Signs of a dictatorship regime loom

2016-10-26 06:00

IT is possible that South Africa will one day be under a powerful dictator, who may rise in a democratic setup and eventually silence all that which represents freedom.

Our country is currently at its peak in so far as it’s capacity to exercise fundamental human rights, including the right to freedom of expression, association, etc. But I think there are strong reasons to believe it may not be too long, and we may wake up to the new dawn of a tyrannical ruler or government that will not tolerate voices of descent or opposition.

A country that succeeds to undermine institutions of learning and training is destined for self-destruction and we are very advanced in moving towards that direction if the pace of violent protest continues at this rate.

A country that destroys its institutions of learning and training is fertile ground for a thriving dictatorship under which critical thinking will not exist and creativity will be confined to glorifying the status quo and never to question or ridicule political authority or speak truth to power in the interest of keeping the political elite in check.

In South Africa we have had all the ingredients of a dynamic democracy and it has been a privilege to watch the independent media, political parties, academics, researchers, writers, comedians and artists generating knowledge, editorial content and entertainment material on pertinent themes such as corruption, service delivery or lack thereof, and other issues of national interest.

We could not get better than this.
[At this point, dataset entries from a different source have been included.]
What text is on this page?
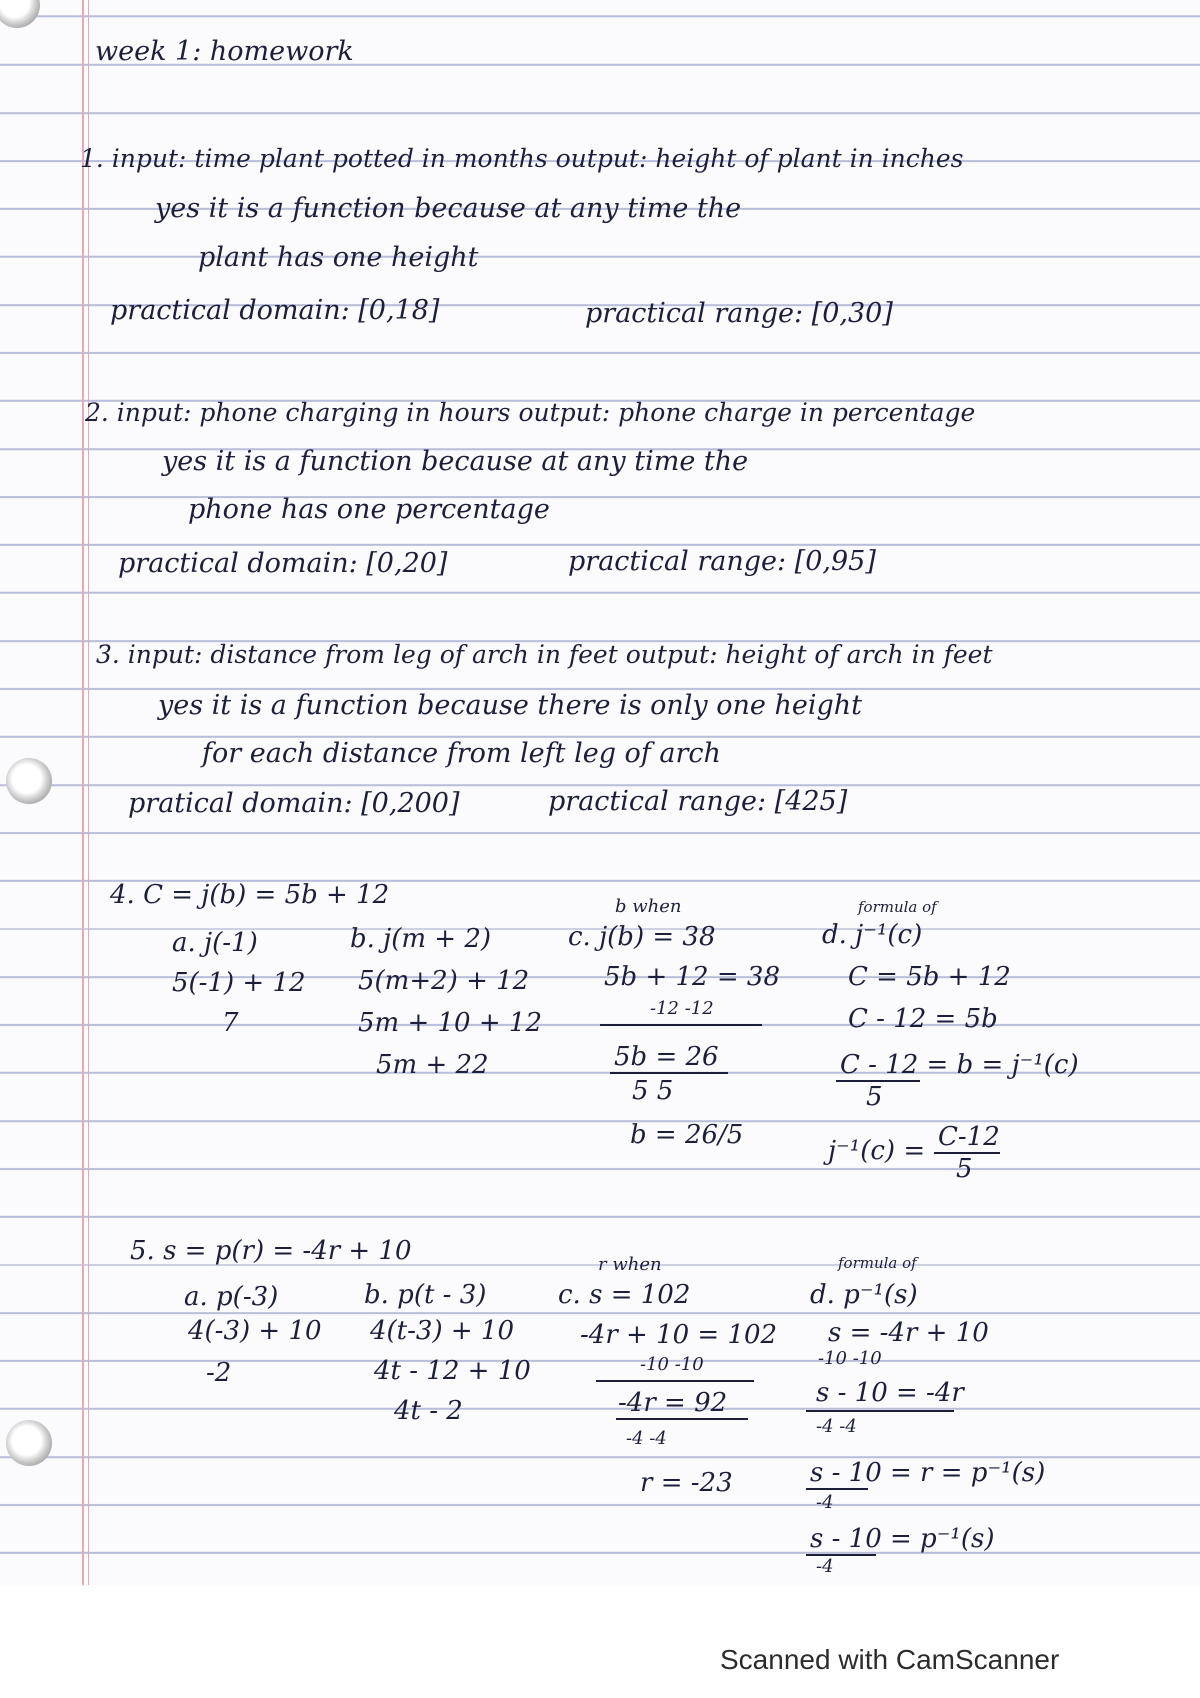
week 1: homework
1. input: time plant potted in months output: height of plant in inches
yes it is a function because at any time the
plant has one height
practical domain: [0,18]	practical range: [0,30]
2. input: phone charging in hours output: phone charge in percentage
yes it is a function because at any time the
phone has one percentage
practical domain: [0,20]	practical range: [0,95]
3. input: distance from leg of arch in feet output: height of arch in feet
yes it is a function because there is only one height
for each distance from left leg of arch
pratical domain: [0,200]	practical range: [425]
4. C = j(b) = 5b + 12
a. j(-1)
5(-1) + 12
7
b. j(m + 2)
5(m+2) + 12
5m + 10 + 12
5m + 22
b when
c. j(b) = 38
5b + 12 = 38
-12 -12
5b = 26
5 5
b = 26/5
formula of
d. j⁻¹(c)
C = 5b + 12
C - 12 = 5b
C - 12 = b = j⁻¹(c)
5
j⁻¹(c) = C-12
5
5. s = p(r) = -4r + 10
a. p(-3)
4(-3) + 10
-2
b. p(t - 3)
4(t-3) + 10
4t - 12 + 10
4t - 2
r when
c. s = 102
-4r + 10 = 102
-10 -10
-4r = 92
-4 -4
r = -23
formula of
d. p⁻¹(s)
s = -4r + 10
-10 -10
s - 10 = -4r
-4 -4
s - 10 = r = p⁻¹(s)
-4
s - 10 = p⁻¹(s)
-4
Scanned with CamScanner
We have had our country’s state presidents changing without a single gunshot being fired, something our beloved African continent is not reputed for.

But I am inclined to think that our privileges are reaching their limits. There will come a time when a black dictator will rule this country with an iron fist and ruthlessness will be the order of the day.

Our levels of aggression and violent conduct are rather too high. In my opinion, this is a sure recipe for the subsequent emergence of a political authority who will only have force as a means to restore order.

It will be difficult for the youth to unlearn violent conduct when they have political authority that tells them to burn down symbols of enlightenment, modernity and democracy, like institutions of higher learning and training.

The youth of today that is burning such institutions are potential future members of private militias who will serve a particular regressive and oppressive agenda, much in line with playwright, William Shakespeare’s Julius Caesar’s message that a cunning leader will always use the mob for his destructive purposes.

South Africa is exhibiting a great potential to produce a cunning leader, who will or can, use the majority of its people for selfish ends that are not for the general good.

It has been a huge privilege to be a part of a history of an African country, which has seen a major political party, like the African National Congress, conducting itself in a democratic and liberal manner. There was no civil war when ANC presidents Nelson Mandela and Thabo Mbeki left government.

The ANC lost a few cities and towns mainly to the Democratic Alliance during the 2016 local government election and our current leaders showed much maturity and capacity to coexist with their political opponents. We have lived the dream of true democracy under the ANC government till this very day. How many leaders in Africa can accept defeat in any election without killing or attacking political opponents?

But I do not think that our country will sustain political stability and maturity because the youth have begun to be impatient with political authority. This can be expected to manifest in other areas of contention, including unemployment and the inevitable opportunism and chaos that go hand in hand with a dictatorship from which South Africa is not immune.

When we are tired of using the courts to fight political battles we will eventually resort to arms. As we progress to increased violent confrontation there will be no turning back. Then we will move swiftly towards destroying our hard earned democracy and eventually render our world class constitution irrelevant.

Steadily but surely, greed, selfishness and our huge capacity to undermine modernity and multi-party democracy, will eventually pave the way for a strong dictatorship and then we will be finally doomed as a nation.

• Simphiwe Mkhize writes in his personal capacity.